Le dernier "poilu" américain est mort

Publié le par Le Nouvel Observateur

Le Nouvel Observateurpublié le 01/03/2011 à 06h21

Le dernier ancien combattant américain de la Première Guerre mondiale, Frank Buckles, est mort "paisiblement", à l'âge de 110 ans.

Frank Buckles
Frank Buckles est mort "paisiblement" dimanche 27 février à l'âge de 110 ans. Avec lui disparaît le dernier ancien combattant américain de la Première Guerre mondiale, qui avait menti sur son âge pour s'enrôler en 1917 et auquel le président Obama a rendu lundi un hommage appuyé.

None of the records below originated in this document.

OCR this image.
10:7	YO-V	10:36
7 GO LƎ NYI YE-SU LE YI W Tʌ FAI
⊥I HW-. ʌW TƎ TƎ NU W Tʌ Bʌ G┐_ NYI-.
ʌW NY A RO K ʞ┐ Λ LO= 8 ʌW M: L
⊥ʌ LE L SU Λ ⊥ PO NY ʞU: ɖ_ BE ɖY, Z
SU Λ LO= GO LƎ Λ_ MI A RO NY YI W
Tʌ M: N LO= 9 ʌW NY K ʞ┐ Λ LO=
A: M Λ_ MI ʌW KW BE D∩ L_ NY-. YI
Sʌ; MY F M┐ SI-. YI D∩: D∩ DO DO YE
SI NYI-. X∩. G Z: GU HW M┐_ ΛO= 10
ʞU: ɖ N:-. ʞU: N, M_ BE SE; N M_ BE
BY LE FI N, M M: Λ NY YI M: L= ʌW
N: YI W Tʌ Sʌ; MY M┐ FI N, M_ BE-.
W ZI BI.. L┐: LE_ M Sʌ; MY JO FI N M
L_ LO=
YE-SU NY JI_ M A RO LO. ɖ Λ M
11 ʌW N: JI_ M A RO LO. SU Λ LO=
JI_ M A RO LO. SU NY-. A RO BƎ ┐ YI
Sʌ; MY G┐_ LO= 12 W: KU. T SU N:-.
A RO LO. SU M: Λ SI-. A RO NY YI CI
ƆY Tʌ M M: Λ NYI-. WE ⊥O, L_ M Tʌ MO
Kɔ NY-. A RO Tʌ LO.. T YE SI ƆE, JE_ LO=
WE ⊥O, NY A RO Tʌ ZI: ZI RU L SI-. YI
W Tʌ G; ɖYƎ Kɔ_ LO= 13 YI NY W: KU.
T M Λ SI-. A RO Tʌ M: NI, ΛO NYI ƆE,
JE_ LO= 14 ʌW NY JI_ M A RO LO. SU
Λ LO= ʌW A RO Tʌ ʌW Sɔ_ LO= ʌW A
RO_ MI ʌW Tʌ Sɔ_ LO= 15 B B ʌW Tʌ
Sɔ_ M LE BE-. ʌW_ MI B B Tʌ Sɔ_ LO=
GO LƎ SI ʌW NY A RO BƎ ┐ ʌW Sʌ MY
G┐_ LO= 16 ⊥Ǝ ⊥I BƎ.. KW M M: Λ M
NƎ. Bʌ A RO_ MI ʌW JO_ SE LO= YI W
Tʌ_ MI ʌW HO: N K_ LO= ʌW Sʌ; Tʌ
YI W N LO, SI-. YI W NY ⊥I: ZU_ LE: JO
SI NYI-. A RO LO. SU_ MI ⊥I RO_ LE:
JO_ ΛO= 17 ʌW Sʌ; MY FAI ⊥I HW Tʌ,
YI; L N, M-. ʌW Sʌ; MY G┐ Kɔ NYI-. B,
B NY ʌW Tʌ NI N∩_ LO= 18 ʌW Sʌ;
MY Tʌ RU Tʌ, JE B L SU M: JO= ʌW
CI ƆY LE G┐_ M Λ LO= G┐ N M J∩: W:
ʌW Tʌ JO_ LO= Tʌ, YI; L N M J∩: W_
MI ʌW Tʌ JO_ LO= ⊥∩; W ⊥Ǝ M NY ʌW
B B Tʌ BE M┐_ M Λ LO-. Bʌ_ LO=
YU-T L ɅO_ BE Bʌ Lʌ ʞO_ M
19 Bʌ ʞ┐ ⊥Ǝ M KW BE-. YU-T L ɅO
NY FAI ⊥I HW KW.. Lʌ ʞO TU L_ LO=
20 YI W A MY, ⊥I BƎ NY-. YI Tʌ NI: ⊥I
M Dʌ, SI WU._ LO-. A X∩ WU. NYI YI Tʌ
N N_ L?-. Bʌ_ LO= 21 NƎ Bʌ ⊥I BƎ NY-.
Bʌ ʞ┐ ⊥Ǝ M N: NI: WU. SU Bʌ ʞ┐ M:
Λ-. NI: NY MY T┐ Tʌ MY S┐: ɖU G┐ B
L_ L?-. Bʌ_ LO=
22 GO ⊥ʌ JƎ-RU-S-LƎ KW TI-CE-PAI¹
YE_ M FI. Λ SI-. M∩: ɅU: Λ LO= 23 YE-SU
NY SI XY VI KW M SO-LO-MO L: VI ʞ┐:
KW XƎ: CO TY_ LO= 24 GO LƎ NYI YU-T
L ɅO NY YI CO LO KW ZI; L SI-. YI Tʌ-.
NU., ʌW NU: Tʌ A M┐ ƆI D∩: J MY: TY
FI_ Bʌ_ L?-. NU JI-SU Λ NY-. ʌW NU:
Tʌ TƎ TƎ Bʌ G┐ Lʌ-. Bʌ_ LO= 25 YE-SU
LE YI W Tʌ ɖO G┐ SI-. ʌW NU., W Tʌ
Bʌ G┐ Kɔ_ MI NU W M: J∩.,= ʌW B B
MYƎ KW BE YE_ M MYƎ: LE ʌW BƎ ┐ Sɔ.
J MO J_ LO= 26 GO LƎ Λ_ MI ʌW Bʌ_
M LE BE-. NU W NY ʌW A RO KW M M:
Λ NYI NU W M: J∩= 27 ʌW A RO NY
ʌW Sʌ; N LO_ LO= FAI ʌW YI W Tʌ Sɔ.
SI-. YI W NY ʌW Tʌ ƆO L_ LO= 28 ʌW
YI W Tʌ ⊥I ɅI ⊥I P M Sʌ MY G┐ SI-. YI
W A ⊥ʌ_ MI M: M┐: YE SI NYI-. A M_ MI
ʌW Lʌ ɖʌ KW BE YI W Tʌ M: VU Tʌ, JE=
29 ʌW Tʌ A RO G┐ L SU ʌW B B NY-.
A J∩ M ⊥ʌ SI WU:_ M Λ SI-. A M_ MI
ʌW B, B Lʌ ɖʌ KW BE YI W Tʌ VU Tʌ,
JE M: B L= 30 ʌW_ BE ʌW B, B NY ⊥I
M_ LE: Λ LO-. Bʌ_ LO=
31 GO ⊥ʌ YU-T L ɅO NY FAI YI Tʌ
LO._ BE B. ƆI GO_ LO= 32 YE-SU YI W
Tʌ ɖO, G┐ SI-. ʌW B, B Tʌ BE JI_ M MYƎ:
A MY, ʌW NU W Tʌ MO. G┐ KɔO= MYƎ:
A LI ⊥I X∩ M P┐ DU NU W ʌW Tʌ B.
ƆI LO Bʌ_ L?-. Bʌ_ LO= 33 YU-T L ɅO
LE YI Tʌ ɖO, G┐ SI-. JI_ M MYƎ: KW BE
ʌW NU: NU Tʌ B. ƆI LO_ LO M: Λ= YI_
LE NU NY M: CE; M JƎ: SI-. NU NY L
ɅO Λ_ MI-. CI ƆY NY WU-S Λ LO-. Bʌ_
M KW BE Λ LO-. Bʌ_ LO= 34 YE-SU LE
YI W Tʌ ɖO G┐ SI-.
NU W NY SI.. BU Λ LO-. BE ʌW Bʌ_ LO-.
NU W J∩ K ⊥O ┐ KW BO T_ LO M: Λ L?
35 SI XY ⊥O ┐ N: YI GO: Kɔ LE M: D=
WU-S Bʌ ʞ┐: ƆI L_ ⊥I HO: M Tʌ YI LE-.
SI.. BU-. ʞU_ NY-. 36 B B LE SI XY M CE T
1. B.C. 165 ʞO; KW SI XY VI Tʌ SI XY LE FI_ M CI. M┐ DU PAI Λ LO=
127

Frank Buckles "s'est éteint paisiblement" de mort naturelle à son domicile près de Charles Town (Virginie Occidentale, est), a indiqué David DeJonge, un porte-parole de la famille. Lorsqu'il avait fêté ses 110 ans le 1er février, sa famille avait prévenu que sa santé était défaillante depuis un an.

Frank Buckles avait servi comme ambulancier de l'armée américaine en Europe durant la Première Guerre mondiale. Après guerre, il avait travaillé dans la marine marchande.

Durant la Seconde Guerre mondiale, il avait été capturé par les Japonais aux Philippines, où il était représentant d'une compagnie maritime, et était resté prisonnier de guerre pendant plus de trois ans avant sa libération par les troupes américaines.

Volontaire à 16 ans

Né dans le Missouri en 1901, Frank Buckles s'était empressé de se porter candidat pour partir sur le front au moment où les Etats-Unis entraient en guerre en avril 1917. Le corps des Marines américains et celui de l'US Navy l'avaient dans un premier temps refoulé, le considérant comme trop jeune --il avait 16 ans à l'époque--, mais il avait finalement réussi à leur faire croire qu'il avait 21 ans.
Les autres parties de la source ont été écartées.